What I notice, and what annoys and makes me wonder is the fact our heroines get so lost in our heroes’ kisses the ladies no longer can think and in fact are no longer aware of anything going on around them. A whole crowd can enter the room and witness the heroine’s ruin, but she never notices them until the hero lets up and she looks around (without the crowd, her lips that look bee stung because of his kisses give her away — a phenomenon that has also missed me). She is oblivious to anything and everything, which is how he gets her clothes off without her noticing and inserts fingers and tongue in places she never equates with a rapidly approaching irreversible event.

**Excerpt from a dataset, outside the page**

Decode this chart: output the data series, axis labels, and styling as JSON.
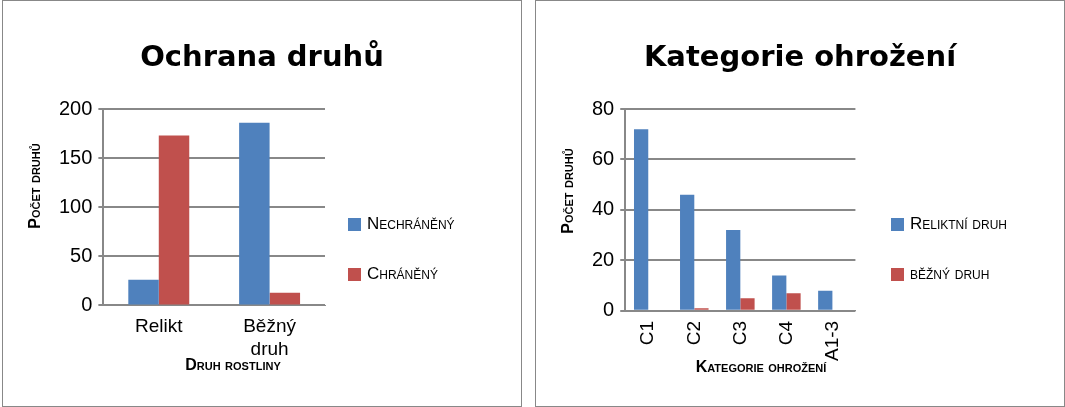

In fact it’s how she loses her virginity (orgasmically) without realizing it until, whoops, there’s a “pinch.”
Admittedly I’ve never discussed this in great detail with female friends, and the ones who’ve mentioned it seem as deficient as I am. A little further along in the process, I can see how passion might fog things, but even then, the one time I walked in my parents’ bedroom without knocking when I should have — well, no one seemed too passion fogged to react strongly and immediately. Then again, maybe that means my deficiency is inherited? (And in case anyone who reads this is thinking how awful I am to be embarrassing my parents in public here — they’ve both been gone and quite past embarrassment for some time now. My father would be p.o.’d, but my mother would just shake her head and quote something pithy, probably to do with a serpent’s tooth.)
Interestingly, about the time all these thoughts were bumping around in my mind, one of the library ebooks I downloaded was Mary Balogh’s A Summer to Remember, which proved convincingly that while one can make generalizations about guppies and foggy females in romances, there are always great exceptions. The heroine is so unfoggy that when he tries to devastate her with a kiss, she asks something like, “What are you up to?” as soon as his lips unlock with hers. And of course he is up to something. The hero is not a guppy. The ending does involve the shopworn bit where she says no to a marriage proposal because he has never said he looves her, but that’s a minor quibble over a book with appealing and rather different characters.
Dog News: Victor’s blood test earlier this month showed no microfilaria, which means his heartworm treatment has been a success. He has to have another blood test in April before being pronounced good to go, but I think that’s a checking it twice to be safe and sure type thing. Unfortunately in all this time there’s only been one adoption application for him, and it wasn’t suitable. Adoptions have been slow generally, another casualty of the economy. So we’re going to take some new pictures of Victor now that he’s up to proper weight and his coat is nicer and keep trying at least until after the April test. If nothing shows up by then, he’ll probably stay with me. My other male doesn’t like him a lot, but other than the time they knocked me down and were fighting on top of me…. Ah, that’s another tail tale, and it’s not usually too hard to work around their antipathy.